Multi-Stage Variance-Controlled Gradient Updates: Toward Robust Continual Learning

Title:Multi-Stage Variance-Controlled Gradient Updates: Toward Robust Continual Learning

Authors:Qingjun Zhang, Ji Feng, Yongqiang Xu, Peilin Li and Degang Yang

Conference:PRICAI 2025

Tags:Continual Learning, Gradient Masking and Large Language models

Abstract:

Large Language Models (LLMs) have demonstrated remarkable performance and strong generalization across diverse tasks; however, catastrophic forgetting remains a fundamental challenge in continual learning scenarios. MIGU, a label-free approach, alleviates forgetting by selectively updating parameters based on gradient magnitude, thereby improving adaptability. Despite its effectiveness, MIGU relies heavily on manually tuned mask generation thresholds, which incur significant computational overhead and limit scalability. To address these limitations, this paper proposes MVGU, an improved method employing multi-stage variance-controlled gradient updates. At its core, MVGU optimizes pre-mask vector generation and threshold selection strategies to reduce dependence on empirical hyperparameter tuning inherent in MIGU, enhancing training efficiency.
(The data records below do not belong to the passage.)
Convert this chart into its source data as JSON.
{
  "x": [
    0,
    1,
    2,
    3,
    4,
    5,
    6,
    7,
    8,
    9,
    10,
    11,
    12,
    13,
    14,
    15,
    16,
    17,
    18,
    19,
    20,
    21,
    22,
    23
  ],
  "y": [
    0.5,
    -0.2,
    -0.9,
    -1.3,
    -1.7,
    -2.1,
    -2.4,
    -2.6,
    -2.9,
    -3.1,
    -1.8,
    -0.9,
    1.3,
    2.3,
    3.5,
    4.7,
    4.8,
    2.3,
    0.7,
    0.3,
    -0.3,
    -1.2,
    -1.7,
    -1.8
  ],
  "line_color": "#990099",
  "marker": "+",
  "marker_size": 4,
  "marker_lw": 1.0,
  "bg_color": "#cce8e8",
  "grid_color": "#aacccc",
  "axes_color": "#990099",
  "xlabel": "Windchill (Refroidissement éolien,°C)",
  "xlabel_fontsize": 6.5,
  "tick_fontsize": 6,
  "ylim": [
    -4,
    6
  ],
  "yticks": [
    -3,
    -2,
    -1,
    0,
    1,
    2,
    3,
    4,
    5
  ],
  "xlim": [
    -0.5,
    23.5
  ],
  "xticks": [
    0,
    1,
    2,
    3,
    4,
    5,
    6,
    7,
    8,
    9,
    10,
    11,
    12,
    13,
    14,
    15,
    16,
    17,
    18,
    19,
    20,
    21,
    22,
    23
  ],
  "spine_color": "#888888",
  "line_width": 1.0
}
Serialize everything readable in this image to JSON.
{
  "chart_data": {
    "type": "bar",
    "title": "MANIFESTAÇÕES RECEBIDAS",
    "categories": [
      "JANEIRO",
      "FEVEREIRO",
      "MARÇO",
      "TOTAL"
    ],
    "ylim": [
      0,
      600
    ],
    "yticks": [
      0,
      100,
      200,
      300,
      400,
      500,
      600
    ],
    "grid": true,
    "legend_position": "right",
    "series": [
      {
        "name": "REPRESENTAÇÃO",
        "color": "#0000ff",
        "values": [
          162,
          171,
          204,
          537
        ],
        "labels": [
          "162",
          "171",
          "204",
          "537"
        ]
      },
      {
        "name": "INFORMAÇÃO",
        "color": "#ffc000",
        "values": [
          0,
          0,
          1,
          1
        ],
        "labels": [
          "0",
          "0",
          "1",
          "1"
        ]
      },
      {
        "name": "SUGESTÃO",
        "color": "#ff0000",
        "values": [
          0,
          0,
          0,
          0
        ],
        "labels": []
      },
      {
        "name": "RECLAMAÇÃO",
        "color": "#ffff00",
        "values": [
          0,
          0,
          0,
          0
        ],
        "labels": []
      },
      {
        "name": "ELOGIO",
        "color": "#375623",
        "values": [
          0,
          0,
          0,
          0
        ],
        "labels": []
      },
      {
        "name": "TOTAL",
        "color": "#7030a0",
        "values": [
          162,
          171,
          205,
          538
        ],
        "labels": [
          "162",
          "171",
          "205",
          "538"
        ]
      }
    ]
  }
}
Extensive continual learning experiments on T5-Large and LLaMA3-8B Instruct architectures demonstrate that MVGU achieves comparable or superior performance to MIGU with fewer training iterations. Results indicate that MVGU is an effective continual learning strategy, capable of reducing training overhead, mitigating task interference during continual learning, and strengthening model adaptability in dynamic learning environments.